Filter Strategies
When Philter Desktop finds a piece of sensitive information, it puts something in its place. A filter strategy is your choice of what that something is. (A "filter" is one of the detectors: the email-address detector, the name detector, and so on. A "strategy" is the rule for how that detector replaces what it finds.)
You set a strategy by clicking the Configure… button next to a detector in the Policy Editor. Each detector can have one strategy, or several for different situations.
The three ways to replace information
When you add or edit a strategy, you choose one of these three approaches:
-
Redact (black it out). The detected text is swapped for a placeholder label. By default that label is
{{{REDACTED-%t}}}, where%tis filled in with the type of information, so a removed email address appears as{{{REDACTED-email-address}}}. This shows that something was removed and what kind it was, without revealing the value. You can change this label (for example, to a simple[REDACTED]). -
Static replacement (use a fixed word). Every detected item of that type is replaced with the same fixed text you specify. For example, replace every detected name with
REDACTED, or every Social Security number withXXX-XX-XXXX. Useful for a clean, uniform look. -
Random replacement (use a realistic stand-in). The detected item is replaced with a made-up value of the same kind, for instance a fake-but-realistic name in place of a real name. Useful when you want the document to still read naturally rather than being peppered with black boxes. The stand-in values are invented and do not correspond to any real person.
A note about PDFs. These strategies control the replacement text, which appears in the redacted output for Word (
.docx), text (.txt), rich text (.rtf), spreadsheet (.xlsx,.csv), and email (.eml,.msg) files. PDFs work differently: a redacted PDF is flattened to an image with every detected item painted over by a solid box (see PDF). For PDFs the choice of strategy does not change how the result looks; you get a solid box whether you picked Redact, Static replacement, or Random replacement.
Keeping replacements consistent (Scope)
When you use random replacement, you can decide whether the same original value always gets the same stand-in. For example, if "Jane Doe" appears twenty times across a set of documents, you can have her replaced by the same invented name every time (so relationships between people stay intact) instead of a different fake name in each spot.
This consistency works with contexts. A context is the "memory" that lets the same input map to the same replacement across all the documents you process together. See the Contexts page for the full explanation.
Applying a strategy only in certain situations (Conditions)

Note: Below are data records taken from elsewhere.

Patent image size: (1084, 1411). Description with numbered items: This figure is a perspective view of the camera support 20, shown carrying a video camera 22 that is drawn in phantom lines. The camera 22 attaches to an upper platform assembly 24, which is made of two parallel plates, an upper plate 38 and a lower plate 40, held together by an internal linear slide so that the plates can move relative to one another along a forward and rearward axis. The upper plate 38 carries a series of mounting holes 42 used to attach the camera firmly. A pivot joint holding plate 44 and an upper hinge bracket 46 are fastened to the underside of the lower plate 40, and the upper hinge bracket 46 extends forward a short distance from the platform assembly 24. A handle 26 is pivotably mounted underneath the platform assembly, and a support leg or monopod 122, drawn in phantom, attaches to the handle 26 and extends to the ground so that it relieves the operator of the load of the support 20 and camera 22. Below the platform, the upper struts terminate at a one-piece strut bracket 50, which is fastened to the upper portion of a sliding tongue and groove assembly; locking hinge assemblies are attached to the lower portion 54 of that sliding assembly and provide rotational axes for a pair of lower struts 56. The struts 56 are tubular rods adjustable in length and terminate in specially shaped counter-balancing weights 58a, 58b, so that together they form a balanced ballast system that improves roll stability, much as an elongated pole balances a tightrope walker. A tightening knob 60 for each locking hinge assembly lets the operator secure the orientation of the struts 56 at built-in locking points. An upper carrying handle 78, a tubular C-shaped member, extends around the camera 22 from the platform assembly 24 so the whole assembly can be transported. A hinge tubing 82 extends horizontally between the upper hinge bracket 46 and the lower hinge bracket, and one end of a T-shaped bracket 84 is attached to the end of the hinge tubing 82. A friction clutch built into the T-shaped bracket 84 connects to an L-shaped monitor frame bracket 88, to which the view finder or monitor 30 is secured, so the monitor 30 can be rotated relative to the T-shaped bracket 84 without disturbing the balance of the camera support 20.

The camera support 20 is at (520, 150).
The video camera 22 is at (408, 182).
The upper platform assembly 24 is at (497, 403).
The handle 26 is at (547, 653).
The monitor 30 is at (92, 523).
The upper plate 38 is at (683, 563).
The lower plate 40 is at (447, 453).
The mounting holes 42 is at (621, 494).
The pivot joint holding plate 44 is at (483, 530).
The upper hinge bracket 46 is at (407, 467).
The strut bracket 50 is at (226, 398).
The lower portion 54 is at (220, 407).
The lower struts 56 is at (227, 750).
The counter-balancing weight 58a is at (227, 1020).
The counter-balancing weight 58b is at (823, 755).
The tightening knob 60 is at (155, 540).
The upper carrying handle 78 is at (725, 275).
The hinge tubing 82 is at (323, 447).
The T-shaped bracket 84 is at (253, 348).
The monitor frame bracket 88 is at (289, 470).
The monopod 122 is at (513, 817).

A strategy can be made conditional, applying only when a condition you describe is met. This is an advanced option for fine-tuning unusual cases; most everyday redaction won't need it.
Turn on Only apply when and fill in the builder. You pick:
- When: what to test: the Matched text, the Context, the Detected type, the Confidence (how sure the detector is, from 0 to 1), or the Population.
- Is: how to compare. The choices depend on the field: equals and does not equal are always available; starts with is offered for the Matched text and Context fields; and numbers (like Confidence and Population) add is greater than, is less than, and so on. Only the comparisons that actually work for the chosen field are shown.
- Value: what to compare against. For a number, enter plain digits with an optional decimal point
(for example
0.85) — signs, exponents, and thousands separators aren't accepted.
As you choose, Philter Desktop shows the exact condition it will use (for example,
confidence is greater than 0.8). Building it this way keeps the condition always valid: it only lets
you pick comparisons and values the redaction engine understands, so a condition can never be silently
ignored (which would make the strategy apply everywhere instead of only where you intended).
These examples show the kind of fine-tuning conditions make possible:
| Scenario | Condition |
|---|---|
| Black out a match only when the detector is highly confident | confidence is greater than 0.8 |
| Use a gentler strategy on low-confidence guesses | confidence is less than 0.4 |
| Redact your internal IDs but leave a sample value used in templates | matched text does not equal "CASE-0000-00000" |
| Apply a strategy only to IDs that use your prefix | matched text starts with "CASE-" |
| Redact names only in records that mention a patient | context starts with "Patient" |
| Handle one detected type differently from the rest | detected type equals "Phone Number" |
| Apply a strategy only to a particular data set | population equals "EU" |
| Leave your own organization's name unredacted | matched text does not equal "Acme Corporation" |
A few helpful tips
- A detector that's turned on but has no strategy set still works; it uses the default
redaction (replacing the text with a marker like
{{{REDACTED-SSN}}}). When you open Configure…, that default is already listed, so you can see what will happen and change it. - You can attach more than one strategy to a single detector to handle different cases differently.
- If you're unsure which approach to pick, Redact (black it out) is the safest and most common choice, because it makes obvious that information was removed.